Thursday, July 12, 2012

The Pushcart War

1964, undated probably 1970s Grosset & Dunlap edition
Jean Merrill
Illustrated by Ronni Solbert
The Pushcart War
Bought new for 85 cents
Very worn paperback
B

This is Merrill's best known work (according to Wikipedia), and yet it's a half-forgotten little classic (cf. Amazon reviews).  It tells the "history" of a war between trucks and pushcarts, or rather the drivers of said vehicles.  Later editions kept pushing the date forward, so it was always "the future."  My copy has the author looking back a decade after the 1986 war.  She Hitchcocks in the chapter with letters to the editor, and claims to have met some of the minor players. 

The book is as New-Yorky as A Cricket in Times Square, with many of the characters having a New-Yorkish way of putting sentences together, such as "Should I be the Pushcart King for nothing?"  and "So maybe I should die now."  The story is more ethnically diverse than some of its contemporaries, although less than the actual New York City.  One of the cleverest pushcart peddlers is Spanish-speaking.  There aren't very many female characters, and one of them is sort of a Gracie-Allenesque starlet (dumb blonde who stumbles upon wisdom on accident), but General Anna is a brave old lady.

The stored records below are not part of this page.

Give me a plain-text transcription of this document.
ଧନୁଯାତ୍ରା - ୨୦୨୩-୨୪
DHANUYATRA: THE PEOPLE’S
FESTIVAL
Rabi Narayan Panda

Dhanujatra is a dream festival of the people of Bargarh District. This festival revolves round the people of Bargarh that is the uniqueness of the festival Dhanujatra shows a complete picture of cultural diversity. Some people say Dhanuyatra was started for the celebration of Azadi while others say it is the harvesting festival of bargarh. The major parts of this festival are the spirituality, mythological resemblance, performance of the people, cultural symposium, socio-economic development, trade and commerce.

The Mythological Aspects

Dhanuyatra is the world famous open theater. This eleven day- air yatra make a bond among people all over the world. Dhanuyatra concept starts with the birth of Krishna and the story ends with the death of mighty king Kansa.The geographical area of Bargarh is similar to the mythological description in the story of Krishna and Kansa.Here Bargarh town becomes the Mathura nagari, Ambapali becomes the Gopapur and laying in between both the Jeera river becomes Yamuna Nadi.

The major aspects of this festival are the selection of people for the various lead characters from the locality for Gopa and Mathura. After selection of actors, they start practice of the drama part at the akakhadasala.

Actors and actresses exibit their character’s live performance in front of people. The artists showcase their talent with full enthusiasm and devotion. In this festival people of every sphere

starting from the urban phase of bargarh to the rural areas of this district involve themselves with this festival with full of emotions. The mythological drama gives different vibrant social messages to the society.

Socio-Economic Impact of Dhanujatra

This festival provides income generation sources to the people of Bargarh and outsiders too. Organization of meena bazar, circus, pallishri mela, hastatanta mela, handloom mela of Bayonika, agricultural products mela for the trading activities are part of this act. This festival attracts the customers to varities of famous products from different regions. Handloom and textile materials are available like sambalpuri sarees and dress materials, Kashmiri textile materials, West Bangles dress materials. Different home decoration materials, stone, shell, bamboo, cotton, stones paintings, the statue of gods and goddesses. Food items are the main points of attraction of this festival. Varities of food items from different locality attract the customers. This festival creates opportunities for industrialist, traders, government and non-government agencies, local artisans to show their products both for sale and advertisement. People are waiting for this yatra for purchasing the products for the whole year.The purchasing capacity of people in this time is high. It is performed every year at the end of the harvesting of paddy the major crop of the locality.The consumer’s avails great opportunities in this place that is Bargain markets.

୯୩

Merrill handles big issues, like war, in a light manner.  Her Toothpaste Millionaire (1972) shows a friendship between a white girl and a black boy, although the story isn't about race per se.  Here, there is a sense of danger, but mostly the violence is on the level of pea-shooters.  I don't know if she came up with the term "Peace Army" but the book does feel a bit prescient about politics in the later '60s.

My copy calls it a "laugh-out-loud saga," but it's more of a book to make you smile than guffaw or even chuckle.  This isn't as lovable or memorable a book as The Cricket in TS, and Solbert's illustrations aren't on the level of Williams's of course (though I am fond of the picture of the peddlers huddled around a fire, under a bridge), but it's a good follow-up if you're looking for another New York children's book from the first half of the 1960s.